On Thursday, March 1 2012 at about 3:00 PM MST I was in a pretty dire situation. It was the final run on the final day of a six day snowboard trip in Colorado. Riding at a high speed through about 20 inches of powder, my board got caught on a totally submerged tree and stopped abruptly but my body continued moving at the same speed I was traveling. I found myself laying prostrate on a steep, wooded, back country trail unable to ride or even move my shattered right leg as my body quickly approached hypothermia.
My Wilderness First Responder training was utterly useless at this point; it only functioned to inform me how many ways I had already messed up and what my slim odds were of getting rescued. I obviously made it out alive and while recovering in the (amazing) Vail Hospital I thought of my top five blunders and lessons learned from my accident.
- Never, ever ride alone - This rule applies to almost every outdoor sport. For activities like wakeboarding it is easy to follow because you need a driver and a spotter to get out on the lake. On this day it was too easy for me to break this cardinal rule. My friends were tired and they chose to take an easier run to the bottom. I felt that even after six straight days of riding over 20 thousand feet of vertical each day I was up to an experts-only, back country chute trail on my own. Ignoring all of my leadership and survival training I set off on my own for one last run in the fresh, deep powder. There are reasons that we should not ride alone. Equipment can fail. Inclement weather can roll in unexpectedly. Accidents can happen. Having 20 years of snowboarding experience on multiple continents in every imaginable terrain made me feel invincible and I did something that I have taught my groups not to do for the past seven summers.
- Be prepared - While I was still "in-bounds" on the mountain I should have had some emergency equipment with me if I was going to attempt back country terrain. If I had not been found in the vast terrain by a skier I could have been stuck on the mountain for hours, overnight, or longer. With no emergency blanket, first aid kit, lighter or matches, compass, shovel, food, or water I would have had 0% chance of surviving for any lengthy period of time. When leading adventure trips I always carry an emergency pack. While running wakeboarding camps we always have a first aid kit on the boat. I should not have left the main trail system without the proper gear; rookie mistake.
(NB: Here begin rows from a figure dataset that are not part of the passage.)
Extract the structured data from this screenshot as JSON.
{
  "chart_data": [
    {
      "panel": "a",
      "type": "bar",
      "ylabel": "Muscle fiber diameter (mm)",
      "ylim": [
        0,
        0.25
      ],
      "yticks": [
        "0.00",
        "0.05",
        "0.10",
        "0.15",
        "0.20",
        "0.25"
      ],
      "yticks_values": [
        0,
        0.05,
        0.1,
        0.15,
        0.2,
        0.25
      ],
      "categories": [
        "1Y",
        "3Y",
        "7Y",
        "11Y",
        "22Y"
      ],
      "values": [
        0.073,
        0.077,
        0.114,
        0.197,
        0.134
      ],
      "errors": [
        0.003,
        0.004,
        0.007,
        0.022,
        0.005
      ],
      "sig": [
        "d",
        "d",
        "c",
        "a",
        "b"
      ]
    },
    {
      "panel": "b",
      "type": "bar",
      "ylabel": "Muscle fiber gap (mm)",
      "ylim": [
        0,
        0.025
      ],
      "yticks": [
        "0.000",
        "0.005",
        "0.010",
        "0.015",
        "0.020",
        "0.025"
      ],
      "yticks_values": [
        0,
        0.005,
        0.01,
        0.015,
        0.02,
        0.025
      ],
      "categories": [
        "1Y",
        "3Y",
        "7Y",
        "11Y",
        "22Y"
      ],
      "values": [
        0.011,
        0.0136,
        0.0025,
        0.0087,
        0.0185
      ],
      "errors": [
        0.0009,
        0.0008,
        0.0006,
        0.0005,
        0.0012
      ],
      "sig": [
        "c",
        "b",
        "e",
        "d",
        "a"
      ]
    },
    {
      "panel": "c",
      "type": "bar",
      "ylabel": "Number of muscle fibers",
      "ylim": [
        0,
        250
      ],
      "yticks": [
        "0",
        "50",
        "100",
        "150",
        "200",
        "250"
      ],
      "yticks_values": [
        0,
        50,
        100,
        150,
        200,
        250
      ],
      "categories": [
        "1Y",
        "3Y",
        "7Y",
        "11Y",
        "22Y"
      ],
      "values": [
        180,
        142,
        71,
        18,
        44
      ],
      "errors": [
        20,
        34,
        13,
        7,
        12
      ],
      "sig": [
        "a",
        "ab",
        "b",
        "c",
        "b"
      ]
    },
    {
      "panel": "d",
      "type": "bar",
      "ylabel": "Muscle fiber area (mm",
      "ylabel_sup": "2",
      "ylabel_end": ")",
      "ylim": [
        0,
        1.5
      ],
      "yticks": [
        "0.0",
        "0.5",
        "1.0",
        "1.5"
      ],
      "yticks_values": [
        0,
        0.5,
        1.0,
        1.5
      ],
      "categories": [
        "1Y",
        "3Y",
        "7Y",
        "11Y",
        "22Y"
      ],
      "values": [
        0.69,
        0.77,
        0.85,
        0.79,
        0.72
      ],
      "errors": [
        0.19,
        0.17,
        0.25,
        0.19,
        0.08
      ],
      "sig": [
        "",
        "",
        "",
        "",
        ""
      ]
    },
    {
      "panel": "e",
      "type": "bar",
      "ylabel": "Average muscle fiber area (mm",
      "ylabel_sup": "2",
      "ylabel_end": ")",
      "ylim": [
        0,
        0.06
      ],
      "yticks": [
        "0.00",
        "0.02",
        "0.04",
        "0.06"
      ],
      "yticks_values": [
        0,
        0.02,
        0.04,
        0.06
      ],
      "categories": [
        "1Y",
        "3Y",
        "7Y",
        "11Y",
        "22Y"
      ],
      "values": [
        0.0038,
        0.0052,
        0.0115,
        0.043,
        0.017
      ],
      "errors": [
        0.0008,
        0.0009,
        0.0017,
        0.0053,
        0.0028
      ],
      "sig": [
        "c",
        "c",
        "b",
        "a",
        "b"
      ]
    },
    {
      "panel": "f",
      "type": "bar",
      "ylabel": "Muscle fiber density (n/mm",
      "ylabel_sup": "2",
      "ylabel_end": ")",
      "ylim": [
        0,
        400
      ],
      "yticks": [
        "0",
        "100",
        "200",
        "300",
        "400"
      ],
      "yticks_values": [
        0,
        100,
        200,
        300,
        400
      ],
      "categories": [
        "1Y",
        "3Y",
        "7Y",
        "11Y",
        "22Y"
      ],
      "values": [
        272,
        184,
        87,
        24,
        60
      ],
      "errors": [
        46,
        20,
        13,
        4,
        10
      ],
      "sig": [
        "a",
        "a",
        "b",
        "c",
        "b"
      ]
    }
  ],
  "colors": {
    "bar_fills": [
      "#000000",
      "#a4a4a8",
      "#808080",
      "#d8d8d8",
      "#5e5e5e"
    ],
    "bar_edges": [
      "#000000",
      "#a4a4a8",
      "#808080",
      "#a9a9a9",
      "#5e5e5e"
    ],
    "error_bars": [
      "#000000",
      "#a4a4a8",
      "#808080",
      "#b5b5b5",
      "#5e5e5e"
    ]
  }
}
- Charge your cell phone - After my snowboarding crash I assessed my injuries and my predicament and reached for my phone. It had shut off due to lack of power. I pressed and held the "POWER" button and it turned on but instantly turned off again. I managed to warm up the battery enough to send one text message to a friend to call 911 but then the phone died for good and I had no way of knowing if my friend received my message or if help would come. The cell phone is a revolutionary safety device only if it is powered up in case of an emergency. I spent the whole day wasting its juice on staying in touch with friends on the mountain, using silly apps to track my speed, number of runs, and vertical feet, and to take fun pictures and videos. As I sat shivering in the snow with my fingers crossed that someone would show up I regretted every wasted bar of power from that day.
- Having a plan makes all the difference - Here is something that I actually did right. Before departing on my own I told my friend exactly which run I was taking and where we would meet. When I did not show up my friend knew something was wrong and got in touch with ski patrol. Having an emergency plan is so critically important for situations like this. Had my friend not waited for me at that particular lift I could have been stranded for a much longer amount of time.
- Practice what you preach - Basically I should have known better. I teach young adults how to responsibly have fun in the outdoors and would be disappointed in any of my campers who left my program and did something stupid like this. As one of my close friends said after hearing about my accident: "Too many people love you, don't be an idiot next time." She is right. I made some crucial judgement mistakes and am fortunate that all I have to show for it is a leg injury which will heal in a few months' time.
So here is how I was rescued and what happened afterwards:
Within about 10 minutes of the accident a skier heard my calls for help and hiked to where I was on the ground. He called 911 who sent ski patrol to my location. Simultaneously my friend at the bottom of the mountain called ski patrol who told her that they were on their way and to wait for me at the emergency clinic. Ski patrol arrived about 15 minutes later, splinted my injured leg, and strapped me in to their sled. It took about an hour for three of them to ski me down the steep terrain and back to the main ski area and to the medical clinic. At the clinic they assessed the injury through x-rays and tests and recommended immediate surgery. I was transferred by ambulance to the hospital at Vail where a world-class orthopedic surgeon was ready and waiting. I underwent surgery that night where he dropped a large titanium rod through the center of my tibia and screwed it in place below the knee and at the ankle. I spent three days recovering in the Vail hospital and am now back in New Hampshire going through physical therapy and recovery for multiple tibia fractures as well as a shattered fibula.
I would say lesson learned; the pain will go away in the coming weeks but the physical and emotional scars will function to remind me not to break my own outdoors safety rules in the future.